Using 40 CUDA cores to encode would be 5% on a GTX 1650, but it is over 20% on my dinky little GTX 710.
Good point on percentages, sorry. I was referring to recent cards.
CUDA is mainly used to calculate B-frames. If B-frames are turned off, then CUDA doesn’t get used at all. Encoding would happen inside the separate and dedicated NVENC circuitry.
The Shotcut user interface is also using GPU to display preview video and draw some UI controls. It uses OpenGL or DirectX surfaces. Any other running programs doing a similar thing would also register GPU usage. So it’s difficult to tell what amount is actually going to encoding.
I did some more testing, based on this comment by @Austin; removing one filter for each test.
The worst culprit seems to be White Balance.
(@shotcut, perhaps some day someone might want to snoop around in the White Balance filter code with this in mind.)

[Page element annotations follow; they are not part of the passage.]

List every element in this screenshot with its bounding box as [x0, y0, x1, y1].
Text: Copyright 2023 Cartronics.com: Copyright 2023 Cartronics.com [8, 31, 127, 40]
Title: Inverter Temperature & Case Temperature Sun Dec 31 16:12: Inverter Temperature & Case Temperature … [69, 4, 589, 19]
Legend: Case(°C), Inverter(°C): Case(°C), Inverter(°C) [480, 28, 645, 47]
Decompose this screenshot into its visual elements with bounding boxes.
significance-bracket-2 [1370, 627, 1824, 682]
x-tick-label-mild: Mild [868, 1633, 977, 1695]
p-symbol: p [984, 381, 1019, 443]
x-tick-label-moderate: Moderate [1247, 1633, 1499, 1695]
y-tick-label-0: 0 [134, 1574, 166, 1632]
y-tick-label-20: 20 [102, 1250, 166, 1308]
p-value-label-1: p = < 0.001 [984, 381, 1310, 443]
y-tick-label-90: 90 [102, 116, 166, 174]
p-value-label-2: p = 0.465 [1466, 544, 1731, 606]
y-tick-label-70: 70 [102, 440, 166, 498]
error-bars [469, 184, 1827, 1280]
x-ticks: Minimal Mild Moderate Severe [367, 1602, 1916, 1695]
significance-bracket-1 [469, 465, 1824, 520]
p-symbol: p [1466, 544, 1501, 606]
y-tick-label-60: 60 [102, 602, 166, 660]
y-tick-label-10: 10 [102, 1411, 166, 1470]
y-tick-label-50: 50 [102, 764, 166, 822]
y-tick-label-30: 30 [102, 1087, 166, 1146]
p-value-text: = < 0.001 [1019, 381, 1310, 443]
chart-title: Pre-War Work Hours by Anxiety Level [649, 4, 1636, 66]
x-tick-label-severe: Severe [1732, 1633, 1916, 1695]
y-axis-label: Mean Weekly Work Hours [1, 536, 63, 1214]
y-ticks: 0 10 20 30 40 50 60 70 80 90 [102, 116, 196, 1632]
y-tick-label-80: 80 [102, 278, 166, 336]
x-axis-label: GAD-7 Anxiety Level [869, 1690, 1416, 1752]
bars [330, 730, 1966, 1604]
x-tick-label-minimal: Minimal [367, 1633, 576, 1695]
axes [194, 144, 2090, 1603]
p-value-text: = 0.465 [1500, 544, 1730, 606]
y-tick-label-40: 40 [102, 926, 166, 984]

Such a library would not be expected to focus on multi-threading issues, unless it were a library built from the ground up with the intention and purpose of providing calculations optimized for today’s multi-threading environments.
Interesting thread.
The issue of the S P & R filter position surprised me, although in my case, I always use that filter first in the filter chain as a habit.
To me the most interesting - and puzzling - thing in these tests is that with the SPR in place, little is changed, but without the SPR filter, Bicubic is now almost as fast as Bilinear.
Is this because the Bicubic/Bilinear choice is across-the-board, being passed as a rule to all the filters, including SPR where it appears no improvements have been made this time around?